Sunday, 1 July 2012

WINTER OF OUR CONTENT

Dick Pountain/29 October 1996/PC PRO

Business loves buzzwords, and the computer business being no exception, our very latest buzzword is 'content'. As an aside, most buzzwords are perfectly meaningful, abstract terms that become appropriated by engineers (or similar specialists) and given a precise but narrower meaning within their speciality - think of 'interface' or 'loop' and what they mean to programmers. Then the marketing department, as a desperate attempt to get a grip on what exactly it is selling, re-appropriates these terms and widens their meanings out again, severing in the process any remaining relationship to reality - as in "he and I don't interface awfully well but I try to keep him in the loop".

'Content' is following this classic trajectory right before our eyes. A dictionary definition of the word is "everything that is inside a container", and in a computing context that could be broadened to include "everything that passes through a communication channel" too. In other words content is all the stuff you do with a computer, rather than the stuff you do it with. It's what flows over the Internet rather than what the Internet is made of. 'Content' is a lovely example of buzzword formation because when reflated by the marketeers it can embrace the whole universe - like, wow, it's all just content man. All of a sudden we are hearing about content from all sides. Usually it's 'rich content' that someone is about to bestow upon us (no-one is interesting in 'poor' content of course) as for example Microsoft promises with its recently re-launched MSN.
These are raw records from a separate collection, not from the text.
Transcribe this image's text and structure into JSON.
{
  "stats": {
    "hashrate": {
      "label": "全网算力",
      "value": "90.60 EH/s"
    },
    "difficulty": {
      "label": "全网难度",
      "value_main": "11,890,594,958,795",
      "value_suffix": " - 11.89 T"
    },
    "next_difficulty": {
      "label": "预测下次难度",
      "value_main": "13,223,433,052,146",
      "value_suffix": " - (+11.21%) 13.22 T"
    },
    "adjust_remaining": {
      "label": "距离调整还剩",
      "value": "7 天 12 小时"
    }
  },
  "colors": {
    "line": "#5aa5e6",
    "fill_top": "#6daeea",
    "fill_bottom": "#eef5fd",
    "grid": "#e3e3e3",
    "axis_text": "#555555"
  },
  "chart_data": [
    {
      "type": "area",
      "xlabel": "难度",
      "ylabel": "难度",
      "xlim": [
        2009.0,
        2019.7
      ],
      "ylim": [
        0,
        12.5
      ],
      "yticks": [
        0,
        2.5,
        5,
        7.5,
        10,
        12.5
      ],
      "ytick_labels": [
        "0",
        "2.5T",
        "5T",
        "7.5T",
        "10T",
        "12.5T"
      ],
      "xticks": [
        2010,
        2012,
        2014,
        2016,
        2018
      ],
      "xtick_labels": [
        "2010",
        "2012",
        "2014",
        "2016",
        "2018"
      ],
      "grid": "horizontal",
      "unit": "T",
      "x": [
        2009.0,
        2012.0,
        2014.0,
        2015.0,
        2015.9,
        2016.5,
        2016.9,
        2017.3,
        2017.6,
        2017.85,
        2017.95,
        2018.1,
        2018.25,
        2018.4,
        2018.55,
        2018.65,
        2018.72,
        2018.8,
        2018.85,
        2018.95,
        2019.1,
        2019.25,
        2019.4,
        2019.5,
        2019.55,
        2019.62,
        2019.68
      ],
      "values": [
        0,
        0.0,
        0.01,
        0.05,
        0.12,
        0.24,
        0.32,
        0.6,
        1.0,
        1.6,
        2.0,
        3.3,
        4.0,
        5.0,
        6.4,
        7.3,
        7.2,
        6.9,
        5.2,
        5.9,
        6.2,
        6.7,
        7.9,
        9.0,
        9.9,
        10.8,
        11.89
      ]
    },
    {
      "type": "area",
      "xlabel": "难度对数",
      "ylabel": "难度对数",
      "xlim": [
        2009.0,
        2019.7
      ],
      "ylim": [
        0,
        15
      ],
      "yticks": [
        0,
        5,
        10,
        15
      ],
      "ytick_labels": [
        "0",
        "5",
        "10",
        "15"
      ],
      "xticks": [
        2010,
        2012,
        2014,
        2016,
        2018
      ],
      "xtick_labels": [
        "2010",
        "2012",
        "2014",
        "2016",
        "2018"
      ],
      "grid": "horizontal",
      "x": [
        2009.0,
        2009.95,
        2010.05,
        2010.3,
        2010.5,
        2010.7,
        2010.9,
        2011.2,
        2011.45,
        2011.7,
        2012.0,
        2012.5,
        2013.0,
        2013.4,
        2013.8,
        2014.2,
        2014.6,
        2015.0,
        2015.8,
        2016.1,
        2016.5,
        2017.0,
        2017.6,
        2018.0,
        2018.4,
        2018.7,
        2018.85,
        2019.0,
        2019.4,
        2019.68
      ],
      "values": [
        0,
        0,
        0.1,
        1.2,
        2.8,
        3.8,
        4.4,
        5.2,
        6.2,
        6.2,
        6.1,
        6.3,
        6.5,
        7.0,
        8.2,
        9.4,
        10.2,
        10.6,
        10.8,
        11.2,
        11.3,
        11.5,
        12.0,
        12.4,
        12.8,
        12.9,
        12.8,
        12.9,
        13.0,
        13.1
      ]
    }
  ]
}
Two aspects of content are particularly significant at the moment, namely who is legally responsible for it, and who gets to own it. The first aspect is of course crucial to the whole debate about pornography on the net, since it seems most of the world's governments would like to make ISPs responsible for that content, as the softest option for controlling smut-flow. The ISPs are at least partly justified in getting narked by this, pointing out that the telephone companies are not held responsible for the content of phone calls, nor are the postal services held responsible for the content of letters - in both those cases the offence lies with the sender, not the carrier, making obscene calls or mailing obscene materials. On the other hand, broadcasters and paper publishers like the publisher of this magazine ARE legally responsible for their content, so if I utter a sufficiently appalling, seditious, and libellous blasphemy in the next sentence, Guy and/or Derek and/or James could in theory wind up in jail (just kidding chaps). So the question reduces to whether the net is more like a post office or a magazine publisher. My guess is that it's actually like both. The Internet email function is clearly the electronic equivalent of mail - ie. it's point-to-point and needs to be private in order to function, and hence ISPs cannot be made responsible for its content. However the World Wide Web and Usenet are most definitely public media - even though they are many-to-one, seek-and-find relationships like people going to see a play, rather than broadcast ones like watching a TV show. You could argue that ISPs stand in the same relation to Web pages that printers, rather than publishers, do to magazine pages, but having once worked on Oz I know better than most that printers as well as publishers are sometimes held responsible for content.

The second important aspect of content is who owns it, and the answer to that will soon be "Rupert Murdoch and hardly anyone else." Content is actually shorthand for "everything that ordinary people are interested in, ie. excluding those boring chips and bits of wire it is delivered through" so it means art, sport, drama, news, information, history, politics, and, er, everything man. The problem with content is that it is only worth having when created by people with some talent (if you don't believe that, I sentence you to two weeks of random Web surfing as punishment.) The reason that's a problem lies in the biological nature of our world, in which talent is unevenly distributed. Of course it is almost heretical to express this view in some political circles, but express it I must. An egalitarian society is not one in which everyone has equal talent (to wish for which is not merely utopian but actively counterproductive) but rather one in which everyone has equal access to the products of talent and equal opportunity to develop those talents they have. I'm reminded of bitter arguments in the '60s with more anarchistically-inclined colleagues, over teaching science. They wanted to relate to their students with complete equality, whereas I believed it was an unequal relationship in one respect - I knew more about chemistry than the students did, and it was my job to remedy that imbalance.

If left to themselves Market Forces will just exacerbate the unevenness of the distribution of talent, hoarding the services of the most talented by offering them obscenely inflated rewards, and monopolising the delivery channels by outmanoeuvring the decent but naive custodians of public information. (If you think that I'm being paranoid there, just watch the unfolding saga of the new digital TV channels closely.) A doomed defence of the right to spread kiddy-porn will just distract people from the real issue, which is who owns the 'respectable' content, and how much are they going to charge us to see it.